Because of the real-world effects on production processes, humans and the environment, the construction of environmental sustainability certificates in the bioeconomy should be considered an activity with political aspects. Since the environmental knowledge employed by the certification schemes constitute selective representations, in which different definitions and ways to measure and assess sustainability implicate different winners and losers, the production of environmental knowledge for bioeconomic standards and certificates should also be considered an activity with political aspects. In this way, sustainability certificates and the associated production of environmental knowledge share some characteristics with other standards and policy tools that embody political contingencies, but are presented and often understood as objective and neutral.

We have shown an example of this in the case of the sustainable forest certification scheme PEFC in Norway. Two competing methodologies for mapping biodiversity-rich areas, which were to be preserved during logging, was developed in relation to the initiation of this standard. The two methodologies had different political implications, and, in the end, it was specified in the PEFC standard that the one favoring forestry concerns over environmental ones, which was also exclusively supported by the Ministry of Agriculture, should be employed exclusively in the identification of areas to be preserved.
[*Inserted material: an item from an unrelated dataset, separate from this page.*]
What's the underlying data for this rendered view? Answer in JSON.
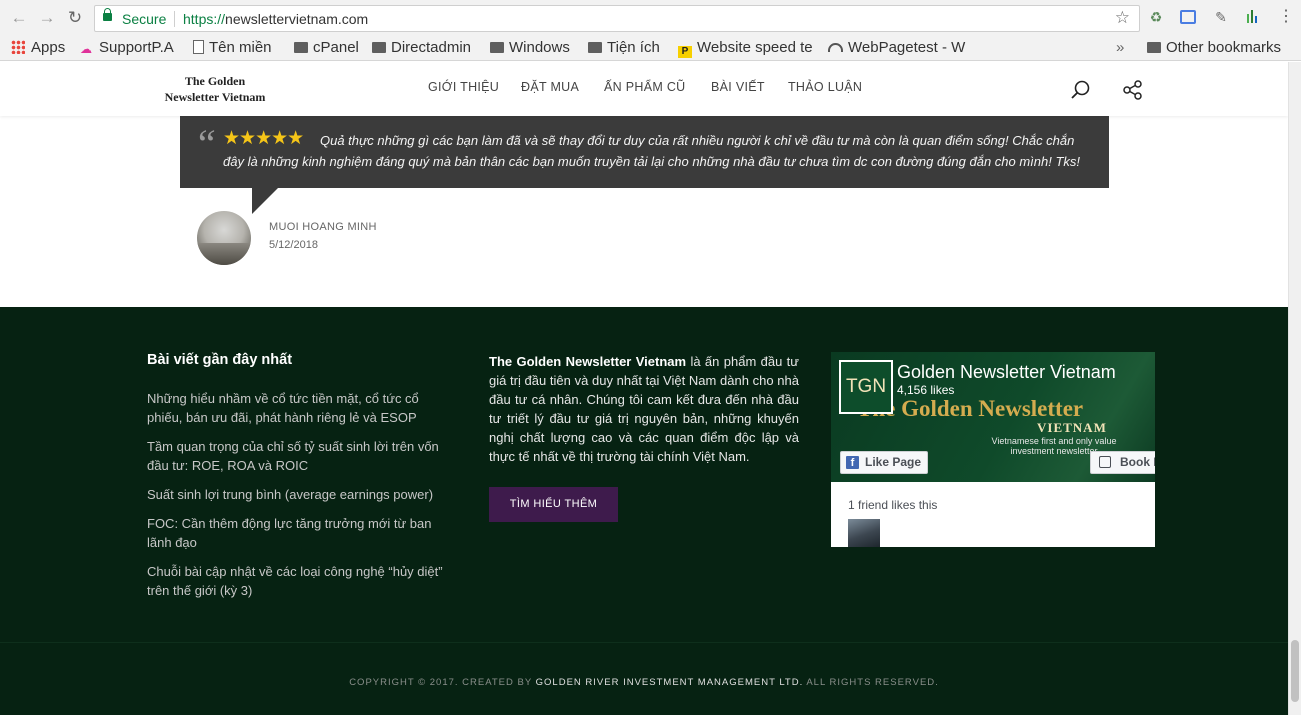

Based on this, we argue that scrutinizing the politics of environmental knowledge needs to go beyond critical investigations of how quantitative and standardized knowledge is often privileged over contextual and experience-based knowledge. This is not to say that the marginalization of ‘lay’ actors and producers that do not employ strictly scientific-industrial production methods has become less important in the development and practices of bioeconomic sustainability certificate schemes. It means, however, that the politics involved in scientific knowledge and standards, both regarding the composition of specific methods and approaches, and the prioritization and marginalization of different schemes, additionally warrants more scrutiny.

When making decisions and developing policies, governments and other decision makers should be more aware of and explicitly consider the political implications of certificate schemes and the environmental knowledge used in them. These implications will often favor some actors and societal concerns over others, and hence impact the effects and potential achievement of the goals of decisions and policies. There is also reason to discourage governments and decision makers from assuming that sustainability certificate schemes and standards are objective instruments, which perform regulation on bioeconomic production outside of public government institutions in a politically neutral way.